What is Passive euthanasia?
Passive euthanasia is a condition where there is withdrawal of medical treatment with the deliberate intention to hasten the death of a terminally-ill patient.Euthanasia  is the practice of intentionally ending a life to relieve pain and suffering.

The word “euthanasia” was first used in a medical context by Francis Bacon in the 17th century, to refer to an easy, painless, happy death, during which it was a “physician’s responsibility to alleviate the ‘physical sufferings’ of the body.” Bacon referred to an “outward euthanasia”—the term “outward” he used to distinguish from a spiritual concept—the euthanasia “which regards the preparation of the soul.”

In current usage, euthanasia has been defined as the “painless inducement of a quick death”

On 9 March 2018 the Supreme Court of India legalised passive euthanasia by means of the withdrawal of life support to patients in a permanent vegetative state. The decision was made as part of the verdict in a case involving Aruna Shanbaug, who had been in a Persistent Vegetative State (PVS) until her death in 2015.

On 9 March 2018, the Supreme Court of India, passed a historic judgement-law permitting Passive Euthanasia in the country. This judgment was passed in wake of Pinki Virani’s plea to lust highest court in December 2009 under the Constitutional provision of “Next Friend”. It is a landmark law which places the power of choice in the hands of the individual, over government, medical or religious control which sees all suffering as “destiny”.

Active euthanasia, including the administration of lethal compounds for the purpose of ending life, is still illegal in India.

In 2018 the Supreme Court of India declared through a five-judge Constitution bench that, if strict guidelines are followed, the government would honor “living wills” allowing consenting patients to be passively euthanized if the patient suffers from a terminal illness or is in a vegetative state.

The Supreme Court delivered a landmark judgment allowing “living will” where, an adult in his conscious mind, is permitted to refuse medical treatment or voluntarily decide not to take medical treatment to embrace death in a natural way. In the judgment, the court laid down a set of guidelines for “living will” and defined passive euthanasia and euthanasia as well.

The court stated the rights of a patient would not fall out of the purview of Article 21 (right to life and liberty) of the Indian Constitution.
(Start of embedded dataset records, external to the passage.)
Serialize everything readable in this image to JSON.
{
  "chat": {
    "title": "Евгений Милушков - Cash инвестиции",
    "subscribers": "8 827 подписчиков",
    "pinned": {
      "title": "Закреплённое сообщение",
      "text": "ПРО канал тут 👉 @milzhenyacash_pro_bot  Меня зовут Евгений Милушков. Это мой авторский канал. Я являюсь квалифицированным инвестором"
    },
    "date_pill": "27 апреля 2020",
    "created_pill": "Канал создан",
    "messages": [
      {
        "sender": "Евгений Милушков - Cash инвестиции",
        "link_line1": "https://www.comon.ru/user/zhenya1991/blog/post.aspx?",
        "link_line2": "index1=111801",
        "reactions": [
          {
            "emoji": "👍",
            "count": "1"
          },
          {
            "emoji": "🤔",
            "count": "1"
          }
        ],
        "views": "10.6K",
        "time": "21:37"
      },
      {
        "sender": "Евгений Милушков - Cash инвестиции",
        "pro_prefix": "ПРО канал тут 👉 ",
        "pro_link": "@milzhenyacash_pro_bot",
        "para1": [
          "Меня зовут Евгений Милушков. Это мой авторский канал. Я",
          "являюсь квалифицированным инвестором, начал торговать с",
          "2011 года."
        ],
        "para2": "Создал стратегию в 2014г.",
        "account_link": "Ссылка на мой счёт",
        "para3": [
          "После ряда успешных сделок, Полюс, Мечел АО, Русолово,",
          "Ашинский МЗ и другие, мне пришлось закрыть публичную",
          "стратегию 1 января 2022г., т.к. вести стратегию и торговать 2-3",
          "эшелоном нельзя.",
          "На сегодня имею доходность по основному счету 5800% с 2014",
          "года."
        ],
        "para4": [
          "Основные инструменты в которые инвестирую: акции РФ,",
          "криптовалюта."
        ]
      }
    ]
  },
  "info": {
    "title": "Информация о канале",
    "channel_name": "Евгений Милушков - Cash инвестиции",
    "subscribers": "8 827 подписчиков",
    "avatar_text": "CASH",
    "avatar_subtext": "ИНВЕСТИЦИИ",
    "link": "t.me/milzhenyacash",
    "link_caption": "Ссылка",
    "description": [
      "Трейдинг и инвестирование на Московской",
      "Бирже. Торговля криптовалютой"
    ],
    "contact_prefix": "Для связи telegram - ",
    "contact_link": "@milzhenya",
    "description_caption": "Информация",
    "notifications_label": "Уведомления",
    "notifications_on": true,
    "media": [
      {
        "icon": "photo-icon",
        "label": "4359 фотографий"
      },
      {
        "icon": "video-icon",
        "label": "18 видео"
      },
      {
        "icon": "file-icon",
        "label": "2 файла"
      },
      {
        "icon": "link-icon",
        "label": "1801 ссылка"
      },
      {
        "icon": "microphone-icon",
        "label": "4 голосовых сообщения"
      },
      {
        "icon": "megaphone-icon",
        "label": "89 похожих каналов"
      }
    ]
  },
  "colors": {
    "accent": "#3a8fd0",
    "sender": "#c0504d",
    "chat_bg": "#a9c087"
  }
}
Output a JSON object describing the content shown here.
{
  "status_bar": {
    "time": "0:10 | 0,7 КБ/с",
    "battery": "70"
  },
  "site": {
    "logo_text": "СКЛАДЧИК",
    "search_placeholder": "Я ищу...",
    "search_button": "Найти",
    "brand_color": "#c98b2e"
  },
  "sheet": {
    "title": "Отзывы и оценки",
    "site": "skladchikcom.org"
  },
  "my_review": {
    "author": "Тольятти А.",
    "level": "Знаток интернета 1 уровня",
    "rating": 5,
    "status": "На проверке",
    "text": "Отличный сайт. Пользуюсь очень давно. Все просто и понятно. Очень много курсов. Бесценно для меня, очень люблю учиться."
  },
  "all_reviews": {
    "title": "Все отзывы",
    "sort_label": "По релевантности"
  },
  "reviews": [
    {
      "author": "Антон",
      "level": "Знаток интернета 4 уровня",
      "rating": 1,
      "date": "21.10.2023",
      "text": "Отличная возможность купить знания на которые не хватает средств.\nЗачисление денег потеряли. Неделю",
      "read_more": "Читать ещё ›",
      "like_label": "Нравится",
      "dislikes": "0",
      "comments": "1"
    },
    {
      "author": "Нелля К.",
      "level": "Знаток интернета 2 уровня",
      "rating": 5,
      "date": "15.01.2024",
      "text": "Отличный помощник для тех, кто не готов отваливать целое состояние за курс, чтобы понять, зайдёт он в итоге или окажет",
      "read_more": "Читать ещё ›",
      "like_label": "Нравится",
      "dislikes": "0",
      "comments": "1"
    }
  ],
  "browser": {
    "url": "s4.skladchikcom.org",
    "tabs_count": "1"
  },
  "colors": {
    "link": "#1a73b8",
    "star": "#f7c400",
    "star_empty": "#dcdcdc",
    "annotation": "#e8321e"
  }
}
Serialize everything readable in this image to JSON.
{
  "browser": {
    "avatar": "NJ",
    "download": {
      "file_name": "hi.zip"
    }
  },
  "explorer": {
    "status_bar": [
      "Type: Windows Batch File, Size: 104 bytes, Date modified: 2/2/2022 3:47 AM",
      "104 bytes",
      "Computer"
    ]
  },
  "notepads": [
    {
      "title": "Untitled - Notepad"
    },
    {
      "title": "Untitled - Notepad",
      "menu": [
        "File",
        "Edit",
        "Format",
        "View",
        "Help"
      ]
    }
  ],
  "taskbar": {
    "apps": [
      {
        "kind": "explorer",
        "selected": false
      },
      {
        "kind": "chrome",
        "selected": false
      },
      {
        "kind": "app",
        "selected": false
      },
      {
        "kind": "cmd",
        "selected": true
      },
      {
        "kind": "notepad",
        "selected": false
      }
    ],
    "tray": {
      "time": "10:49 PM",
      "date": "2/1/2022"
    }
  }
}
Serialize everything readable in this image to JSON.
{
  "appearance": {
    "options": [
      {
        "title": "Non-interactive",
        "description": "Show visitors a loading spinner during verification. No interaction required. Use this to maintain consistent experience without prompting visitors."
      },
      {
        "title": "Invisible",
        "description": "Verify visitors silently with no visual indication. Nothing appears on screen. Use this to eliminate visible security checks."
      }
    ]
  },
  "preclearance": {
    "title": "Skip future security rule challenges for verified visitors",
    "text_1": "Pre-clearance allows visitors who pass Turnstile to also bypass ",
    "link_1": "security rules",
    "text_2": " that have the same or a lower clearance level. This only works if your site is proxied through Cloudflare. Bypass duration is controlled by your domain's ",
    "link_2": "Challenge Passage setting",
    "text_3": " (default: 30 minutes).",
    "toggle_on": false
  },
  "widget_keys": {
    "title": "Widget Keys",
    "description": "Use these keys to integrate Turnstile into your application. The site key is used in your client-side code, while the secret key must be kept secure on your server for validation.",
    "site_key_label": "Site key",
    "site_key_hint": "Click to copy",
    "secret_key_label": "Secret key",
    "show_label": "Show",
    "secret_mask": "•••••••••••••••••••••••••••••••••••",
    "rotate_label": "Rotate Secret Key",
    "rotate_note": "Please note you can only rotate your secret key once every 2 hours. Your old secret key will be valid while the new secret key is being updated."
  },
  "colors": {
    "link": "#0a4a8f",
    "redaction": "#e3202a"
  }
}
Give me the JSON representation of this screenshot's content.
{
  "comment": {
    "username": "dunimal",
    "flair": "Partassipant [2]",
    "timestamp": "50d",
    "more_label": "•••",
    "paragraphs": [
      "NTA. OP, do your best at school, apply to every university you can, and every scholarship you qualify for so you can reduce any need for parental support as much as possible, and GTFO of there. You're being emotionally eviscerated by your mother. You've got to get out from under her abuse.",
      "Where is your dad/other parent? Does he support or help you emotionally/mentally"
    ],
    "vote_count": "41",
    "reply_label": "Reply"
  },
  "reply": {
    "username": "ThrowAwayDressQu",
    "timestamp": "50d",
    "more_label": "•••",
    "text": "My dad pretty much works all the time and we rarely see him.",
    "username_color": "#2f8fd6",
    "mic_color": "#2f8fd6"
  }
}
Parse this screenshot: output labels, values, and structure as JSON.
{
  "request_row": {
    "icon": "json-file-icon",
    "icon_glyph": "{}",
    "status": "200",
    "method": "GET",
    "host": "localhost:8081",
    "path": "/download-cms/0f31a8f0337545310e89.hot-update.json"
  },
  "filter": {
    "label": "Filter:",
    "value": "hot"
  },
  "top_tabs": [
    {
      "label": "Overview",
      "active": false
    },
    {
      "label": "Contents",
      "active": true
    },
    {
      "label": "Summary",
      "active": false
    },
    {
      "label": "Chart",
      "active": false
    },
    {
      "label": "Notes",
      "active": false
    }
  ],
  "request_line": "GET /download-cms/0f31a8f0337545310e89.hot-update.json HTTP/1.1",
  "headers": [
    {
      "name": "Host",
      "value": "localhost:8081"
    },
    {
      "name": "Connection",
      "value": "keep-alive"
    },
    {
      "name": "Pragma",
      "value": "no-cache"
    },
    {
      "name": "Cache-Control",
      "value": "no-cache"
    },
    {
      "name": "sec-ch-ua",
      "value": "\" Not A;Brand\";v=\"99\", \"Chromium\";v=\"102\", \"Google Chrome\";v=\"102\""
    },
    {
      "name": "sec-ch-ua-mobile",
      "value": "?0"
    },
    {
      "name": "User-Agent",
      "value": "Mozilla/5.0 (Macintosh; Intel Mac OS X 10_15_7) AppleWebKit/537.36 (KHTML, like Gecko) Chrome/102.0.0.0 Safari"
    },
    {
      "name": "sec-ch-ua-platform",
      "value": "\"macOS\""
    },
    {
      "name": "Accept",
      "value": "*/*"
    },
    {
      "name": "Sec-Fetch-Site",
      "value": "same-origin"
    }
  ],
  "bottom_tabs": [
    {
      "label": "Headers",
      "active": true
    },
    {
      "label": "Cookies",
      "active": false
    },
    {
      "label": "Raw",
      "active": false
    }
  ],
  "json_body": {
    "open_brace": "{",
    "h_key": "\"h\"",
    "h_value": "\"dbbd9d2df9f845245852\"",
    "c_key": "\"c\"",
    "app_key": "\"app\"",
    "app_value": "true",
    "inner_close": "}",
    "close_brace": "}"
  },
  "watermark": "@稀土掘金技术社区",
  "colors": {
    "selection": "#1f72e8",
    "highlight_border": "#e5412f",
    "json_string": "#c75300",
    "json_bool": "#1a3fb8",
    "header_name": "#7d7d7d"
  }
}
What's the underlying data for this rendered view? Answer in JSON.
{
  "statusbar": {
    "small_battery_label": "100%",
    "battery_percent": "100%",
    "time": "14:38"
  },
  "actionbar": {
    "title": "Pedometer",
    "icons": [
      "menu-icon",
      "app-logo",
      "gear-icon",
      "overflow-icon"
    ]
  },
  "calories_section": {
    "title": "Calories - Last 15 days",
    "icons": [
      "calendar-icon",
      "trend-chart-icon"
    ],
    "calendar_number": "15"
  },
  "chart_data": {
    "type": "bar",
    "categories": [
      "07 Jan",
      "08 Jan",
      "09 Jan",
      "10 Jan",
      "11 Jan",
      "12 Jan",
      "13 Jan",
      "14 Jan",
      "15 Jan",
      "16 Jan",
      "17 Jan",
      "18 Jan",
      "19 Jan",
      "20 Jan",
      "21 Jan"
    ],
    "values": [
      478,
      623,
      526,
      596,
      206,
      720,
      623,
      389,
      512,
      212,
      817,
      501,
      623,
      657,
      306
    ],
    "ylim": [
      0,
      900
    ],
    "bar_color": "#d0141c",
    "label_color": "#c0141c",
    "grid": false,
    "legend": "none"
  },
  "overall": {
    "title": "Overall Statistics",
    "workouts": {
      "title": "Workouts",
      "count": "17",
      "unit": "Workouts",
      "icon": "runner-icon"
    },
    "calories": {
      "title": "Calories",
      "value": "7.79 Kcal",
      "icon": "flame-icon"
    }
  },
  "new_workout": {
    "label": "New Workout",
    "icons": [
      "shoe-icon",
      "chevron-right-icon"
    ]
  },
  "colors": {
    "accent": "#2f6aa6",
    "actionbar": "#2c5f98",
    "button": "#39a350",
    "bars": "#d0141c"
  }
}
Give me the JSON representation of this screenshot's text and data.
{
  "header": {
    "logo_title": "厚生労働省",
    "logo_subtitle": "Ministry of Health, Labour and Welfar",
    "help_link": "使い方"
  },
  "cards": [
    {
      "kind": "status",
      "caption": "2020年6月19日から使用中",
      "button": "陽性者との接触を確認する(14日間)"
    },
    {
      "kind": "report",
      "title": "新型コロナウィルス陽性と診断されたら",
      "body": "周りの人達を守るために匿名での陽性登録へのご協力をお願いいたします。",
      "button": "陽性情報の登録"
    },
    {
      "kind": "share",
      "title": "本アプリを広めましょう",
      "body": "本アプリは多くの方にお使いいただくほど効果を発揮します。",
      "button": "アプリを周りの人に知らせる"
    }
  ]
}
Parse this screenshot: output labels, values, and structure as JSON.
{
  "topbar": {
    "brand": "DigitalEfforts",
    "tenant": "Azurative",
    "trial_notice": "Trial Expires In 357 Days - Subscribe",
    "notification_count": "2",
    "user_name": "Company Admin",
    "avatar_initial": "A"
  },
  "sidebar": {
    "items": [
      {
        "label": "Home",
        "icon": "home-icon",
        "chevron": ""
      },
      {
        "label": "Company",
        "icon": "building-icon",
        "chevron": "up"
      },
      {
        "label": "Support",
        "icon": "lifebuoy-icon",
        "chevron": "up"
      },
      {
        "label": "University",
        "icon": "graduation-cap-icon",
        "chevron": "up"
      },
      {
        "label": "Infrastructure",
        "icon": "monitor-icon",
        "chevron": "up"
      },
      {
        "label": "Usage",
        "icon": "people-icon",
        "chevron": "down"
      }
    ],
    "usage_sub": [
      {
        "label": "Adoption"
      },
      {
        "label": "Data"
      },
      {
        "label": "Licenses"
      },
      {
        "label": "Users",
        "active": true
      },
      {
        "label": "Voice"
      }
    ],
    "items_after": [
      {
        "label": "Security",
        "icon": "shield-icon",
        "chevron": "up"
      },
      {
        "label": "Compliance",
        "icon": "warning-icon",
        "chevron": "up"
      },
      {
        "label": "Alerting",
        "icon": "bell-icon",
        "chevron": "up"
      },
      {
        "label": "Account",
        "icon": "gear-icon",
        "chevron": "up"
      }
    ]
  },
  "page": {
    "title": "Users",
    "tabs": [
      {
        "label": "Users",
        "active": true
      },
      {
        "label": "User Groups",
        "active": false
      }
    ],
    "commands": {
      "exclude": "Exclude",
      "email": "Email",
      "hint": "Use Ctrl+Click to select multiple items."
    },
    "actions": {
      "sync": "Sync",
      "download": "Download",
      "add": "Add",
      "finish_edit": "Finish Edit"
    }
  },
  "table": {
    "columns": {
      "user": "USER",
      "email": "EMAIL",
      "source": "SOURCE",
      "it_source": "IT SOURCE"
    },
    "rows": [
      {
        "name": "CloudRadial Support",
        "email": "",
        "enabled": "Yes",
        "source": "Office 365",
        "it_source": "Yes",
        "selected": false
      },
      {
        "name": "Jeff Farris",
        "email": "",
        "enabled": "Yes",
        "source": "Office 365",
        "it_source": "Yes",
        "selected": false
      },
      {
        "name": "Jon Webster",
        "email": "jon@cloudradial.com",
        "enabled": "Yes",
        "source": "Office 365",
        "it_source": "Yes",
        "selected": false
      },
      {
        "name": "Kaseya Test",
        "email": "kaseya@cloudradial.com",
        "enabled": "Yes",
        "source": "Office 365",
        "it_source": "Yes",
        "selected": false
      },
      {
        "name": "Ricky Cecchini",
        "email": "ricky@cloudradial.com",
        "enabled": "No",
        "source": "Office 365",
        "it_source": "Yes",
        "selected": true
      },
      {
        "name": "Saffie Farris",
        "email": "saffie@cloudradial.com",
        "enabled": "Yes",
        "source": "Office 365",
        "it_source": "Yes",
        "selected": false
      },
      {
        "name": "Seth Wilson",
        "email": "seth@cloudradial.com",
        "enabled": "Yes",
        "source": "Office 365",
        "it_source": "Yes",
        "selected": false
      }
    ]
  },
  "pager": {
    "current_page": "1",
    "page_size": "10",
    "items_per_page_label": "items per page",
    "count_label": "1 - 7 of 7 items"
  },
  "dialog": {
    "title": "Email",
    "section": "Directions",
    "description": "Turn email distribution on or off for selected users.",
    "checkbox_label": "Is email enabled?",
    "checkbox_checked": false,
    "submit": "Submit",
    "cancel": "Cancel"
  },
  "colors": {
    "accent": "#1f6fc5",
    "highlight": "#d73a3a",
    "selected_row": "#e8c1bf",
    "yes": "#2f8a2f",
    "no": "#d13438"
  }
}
NEW DIMENSION IN INDIAN HISTORY- ARUNA’s CASE


Aruna Shanbaug, who was working as a nurse at KEM Hospital, was assaulted on the night of November 27, 1973 by a ward boy. He sodomised Aruna after strangling her with a dog chain. The attack left Aruna blind, paralysed and speechless and she went into a coma from which she has never come out. She is cared for by KEM hospital nurses and doctors. The woman does not want to live any more. The doctors have told her that there is no chance of any improvement in her state. Her next friend (a legal term used for a person speaking on behalf of someone who is incapacitated) describes Shanbaug: “her bones are brittle. Her skin is like ‘Paper Mache’ stretched over a skeleton. Her wrists are twisted inwards; her fingers are bent and fisted towards her palms, resulting in growing nails tearing into the flesh very often. Her teeth are decayed and giving her immense pain. Food is completely mashed and given to her in semisolid form. She chokes on liquids and is in a persistent vegetative state.” So, she, through her ‘next friend’ Pinki Virani, decided to move the SC with a plea to direct the KEM Hospital not to force feed her. And on 16th December 2009, the Supreme Court of India admitted the woman’s plea to end her life. The Supreme Court bench compromising Chief Justice K G Balakrishnan and Justices A K Ganguly and B S Chauhan agreed to examine the merits of the petition and sought responses from the Union Government, Commissioner of Mumbai Police and Dean of KEM Hospital.

On 24th January 2011, the Supreme Court of India responded to the plea for euthanasia filed by Aruna’s friend journalist Pinki Virani, by setting up a medical panel to examine her. The three-member medical committee subsequently set up under the Supreme Court’s directive, checked upon Aruna and concluded that she met “most of the criteria of being in a permanent vegetative state”. However, it turned down the mercy killing petition on 7th March, 2011. The court, in its landmark judgement, however allowed passive euthanasia in India. While rejecting Pinki Virani’s plea for Aruna Shanbaug’s euthanasia, the court laid out guidelines for passive euthanasia. According to these guidelines, passive euthanasia involves the withdrawing of treatment or food that would allow the patient to live.

Conclusion

Ms Shanbaug has, however, changed forever India’s approach to the contentious issue of euthanasia. The verdict on her case allows passive euthanasia contingent upon circumstances. So other Indians can now argue in court for the right to withhold medical treatment – take a patient off a ventilator, for example, in the case of an irreversible coma. This judgement makes it clear that passive euthanasia will “only be allowed in cases where the person is in persistent vegetative state or terminally ill.”